大阪店頭に並んでおりますBad Cat。やはりお客様からの関心も高く、足を止めてじっくりご覧になられる姿がよく見受けられます。ギタリスト歴の長い方からは、Bad Catとの再会を祝する嬉々とした歓声があがり、学生さんや20代前半のバンドマンの方々からは、初めて目撃する憧れのアンプへの感嘆の声が聞こえてきます。かくなる私も実物のBad Catを目にするのは初めてですので、「コレがあのアンプか」と皆様に近い感覚でこの入荷を喜んでいる次第です。

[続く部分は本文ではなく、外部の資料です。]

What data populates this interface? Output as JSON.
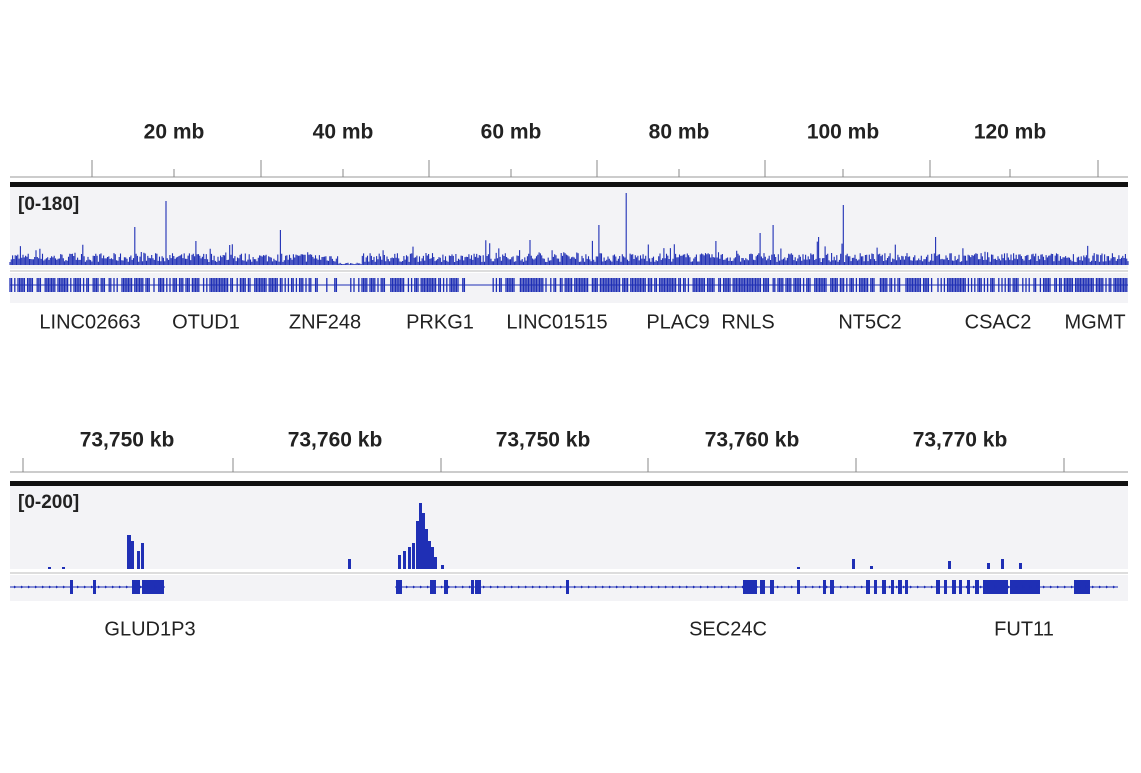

今回ご紹介するのは「CUB Head」。CLEAN/OVERDRIVEによる2つのゲインモードを装備した1CH仕様で、今回入荷した全7機種の中で最もシンプルな操作感。フラッグシップ・モデルであるBLACK CATから1CHを抜き出したスタイルの本機は、源流を辿るMATCHLESSで言うところの「Lightning」にあたります。15W出力のLightningに対して、こちらのCUBは30W。パワーは申し分なく、マスターボリュームも2系統用意されているため、取り回しのよさが嬉しいです。サイズ感としても小型なMarshall 「Studio JTM ST20HCC」を一回り大きくした程度のため、持ち運び可能なマイアンプ候補としてもかなり有力です。(写真6、7枚目参照)
また、CUB初登場の2000年以来(私とほぼ同年でかなりの親近感)、真空管にはBLACK CATと同じEL84が採用されていましたが、この新生Bad Cat Cubで選ばれたのはEL34(でした)。弾き味もよりフラットといったところで、シンプルなアンプのコンセプトに音色面でも寄せられた印象です。
THE憧れのブティックアンプですが、サウンドはいい意味で素朴。高級アンプによくある「ちゃんと弾かないといい音が鳴らない」という謎の緊迫感からの開放。どう弾い立って良い音を安定して供給してくれる、奏者側の安心感が凄いです。さらに、低~中域のみっちり感に後押しされたバッキングからリードまでのシームレスな音色展開。ペダルとの相性も選ばないため、お手持ちの機材とセッティングの持ち味を活かしたいという方にもかなりおすすめです。
私も含め、Bad Catに対して高貴な距離感を感じているプレイヤーにこそ、このアンプの人懐っこさを知っていただきたいですね。猫だけに。